Without doubt Lois' prophecy had been fulfilled. The tracking of the hounds had not been easy.
"Where under the sun do you suppose they are?" demanded Betty. "We've been going 'round and 'round in a circle and there's not a sign of them."
"I'll admit I'm completely stumped," said Florence. "This track leads from here to the apple orchard, over the bridge, around to the farm, through the pasture and back to here. Where do we go next?"
"What did I tell you?" asked Lois. "I knew Polly would give us a chase."
"H'm, so did I," Betty agreed, "but I didn't think she'd do it as well as this."
The shadows of the trees lengthening out over the rich black ground gave warning of the approaching sunset.
The hounds looked puzzled.
"Perhaps they have been doubling on the trail, and we've been chasing them around the circle-I say let's go back the way we came, perhaps we'll meet them," suggested Connie.
They all thought this a likely solution, and in a minute they were again in marching order, ready to retrace their steps.
Connie's conjecture was quite true, as far as it went-that was, however, not quite far enough to reach the hares.
Polly, to whom all woods were an open book, once out of sight of the gym, had found her way by various paths to the orchard and, by keeping to the right she discovered the bridge.
"What a piece of luck," she exclaimed to the girls who were running beside her, adding, in explanation:
"If we can only make a circle and come back here, they will never find us-we can stand under the bridge, the brook's almost dry and there are loads of stones."
The other hares, only too eager to be led, acquiesced at once.

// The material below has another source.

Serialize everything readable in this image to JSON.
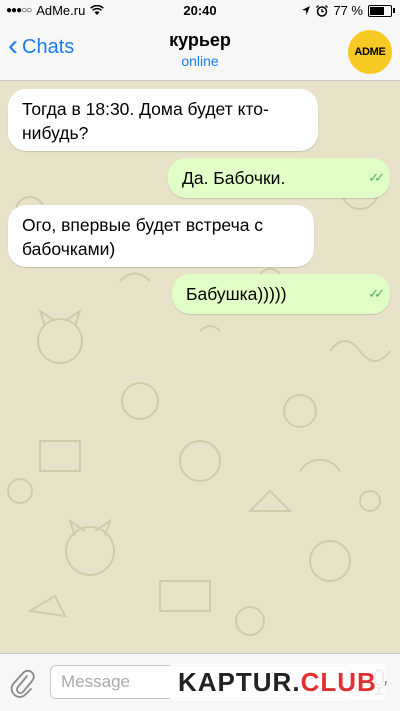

Off they started, keeping well to the right, past the farm, and through the pasture, leaving the tiny line of white that later dumbfounded the pursuing hounds. On they sped to the orchard and panting, but delighted, they again reached the bridge.
"Everybody underneath and don't make a sound," Polly warned them, "and keep well to the end so they won't see us as they come along; our only danger is, that they may notice the short trail that leads down here."
They waited for what seemed an age, balancing themselves on slippery stones, very much excited, but very still, save for an occasionally suppressed giggle.
In a few minutes they heard the thump, thump of the approaching hounds and held their breath as the bridge shook over their heads.
"Safe," whispered some one as the sound grew fainter in the distance:
"Where next?"
"Here, of course," replied Polly; "we mustn't move, they are sure to come back."